Technology company based in Mountain View, California, US

Aerospike is the company behind the Aerospike NoSQL distributed database management system. Citrusleaf, a Mountain View, California based company which rebranded to Aerospike in August 2012, announced the product in 2011. The software is used by developers to deploy real-time big data applications.

==History==
Citrusleaf was founded in 2009 by Gian-Paolo Musumeci, CTO Brian Bulkowski, and vice president of engineering and operations Srini V. Srinivasan. The company rebranded to Aerospike in 2012.
The database was initially used mainly in the advertising industry as a server-side cookie store, where read and write performance is paramount. It formed the core user data storage for adMarketplace and several other advertising companies including BlueKai, Tapad, The Trade Desk, Sony's So-net, and eXelate. Other customers include payment systems, gaming, cyber-security, and e-commerce industries. In 2012, the web site Wikibon promoted Aerospike for transactional analytic applications. It had automatic fail-over, replication, and cross data center synchronization.

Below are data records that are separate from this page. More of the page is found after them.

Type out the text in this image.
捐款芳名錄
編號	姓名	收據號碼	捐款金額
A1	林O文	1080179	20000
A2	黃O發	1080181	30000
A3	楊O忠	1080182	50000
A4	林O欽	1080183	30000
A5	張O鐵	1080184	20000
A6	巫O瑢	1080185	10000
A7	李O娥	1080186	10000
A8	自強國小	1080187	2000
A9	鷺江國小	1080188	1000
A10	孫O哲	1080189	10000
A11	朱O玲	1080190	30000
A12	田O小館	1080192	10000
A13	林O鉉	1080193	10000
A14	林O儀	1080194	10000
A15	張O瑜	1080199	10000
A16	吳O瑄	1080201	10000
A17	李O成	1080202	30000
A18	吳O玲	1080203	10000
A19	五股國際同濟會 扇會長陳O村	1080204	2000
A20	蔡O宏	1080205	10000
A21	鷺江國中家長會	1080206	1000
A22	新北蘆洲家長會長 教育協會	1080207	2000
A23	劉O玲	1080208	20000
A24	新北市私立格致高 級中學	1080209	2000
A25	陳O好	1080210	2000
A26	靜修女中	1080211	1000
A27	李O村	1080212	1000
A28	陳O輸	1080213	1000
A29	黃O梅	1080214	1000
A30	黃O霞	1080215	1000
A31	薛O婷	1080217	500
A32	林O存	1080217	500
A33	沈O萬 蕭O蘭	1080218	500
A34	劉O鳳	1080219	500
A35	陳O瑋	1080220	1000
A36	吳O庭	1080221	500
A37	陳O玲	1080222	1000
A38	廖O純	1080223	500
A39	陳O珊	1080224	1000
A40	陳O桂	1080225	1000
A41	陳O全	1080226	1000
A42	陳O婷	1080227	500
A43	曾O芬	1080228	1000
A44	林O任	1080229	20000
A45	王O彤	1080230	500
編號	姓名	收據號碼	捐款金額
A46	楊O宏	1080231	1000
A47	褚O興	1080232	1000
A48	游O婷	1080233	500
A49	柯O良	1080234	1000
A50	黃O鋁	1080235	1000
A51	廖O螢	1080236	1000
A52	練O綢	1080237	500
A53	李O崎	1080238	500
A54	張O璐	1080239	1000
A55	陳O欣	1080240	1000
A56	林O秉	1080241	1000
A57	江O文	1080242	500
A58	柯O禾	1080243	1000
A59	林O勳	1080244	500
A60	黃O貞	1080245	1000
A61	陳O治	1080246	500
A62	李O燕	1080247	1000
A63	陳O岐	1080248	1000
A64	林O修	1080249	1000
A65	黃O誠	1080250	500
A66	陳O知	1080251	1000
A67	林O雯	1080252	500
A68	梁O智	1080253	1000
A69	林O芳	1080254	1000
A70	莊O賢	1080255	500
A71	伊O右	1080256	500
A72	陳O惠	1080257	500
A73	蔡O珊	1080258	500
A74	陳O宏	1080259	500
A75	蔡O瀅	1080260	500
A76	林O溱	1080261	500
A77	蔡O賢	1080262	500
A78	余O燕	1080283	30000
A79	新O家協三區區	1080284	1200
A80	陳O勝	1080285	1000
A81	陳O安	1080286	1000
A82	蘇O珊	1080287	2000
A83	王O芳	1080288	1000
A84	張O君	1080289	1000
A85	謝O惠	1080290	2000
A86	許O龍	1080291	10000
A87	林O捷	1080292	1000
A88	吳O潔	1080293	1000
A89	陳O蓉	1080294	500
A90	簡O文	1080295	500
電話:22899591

In August 2012, Aerospike acquired the database AlchemyDB. AlchemyDB, led by Russell Sullivan, is a hybrid RDBMS/NoSQL-datastore that has been optimized for memory efficiency. Aerospike made the acquisition with funding from New Enterprise Associates, Draper Associates, Columbus Nova Technology Partners, and Alsop Louie Partners.

In December 2012, online ad broker Tapad bought an Aerospike flash-based NoSQL database running on SSDs with indices held in RAM. The Aerospike database allowed Tapad the cost benefit of dealing with memory as a "single level store" by utilizing flash as a memory extension.

In June 2014, Aerospike raised $20 million in a Series C round of funding. The company announced it had open sourced its technology. The company also partnered with Adform, InMobi, and Vizury in 2014.

In February 2015, Aerospike named John Dillon, previously of Salesforce.com, as its CEO.

Previous logo

A round of $32 million of funding was announced on November 18, 2019, led by Triangle Peak Partners.

==Aerospike database==

The Aerospike database management system is a key-value datastore, or distributed hash table, that delivers predictable, sub-millisecond query response times. It also has the ability to scale to very large sizes while maintaining high speeds. Its code is engineered to match the characteristics of flash memory, as opposed to more traditional methods.

Aerospike uses row-based random access with indexes in memory and data in memory or on SSD (solid-state drive) storage. The database holds data that is accessible in real time.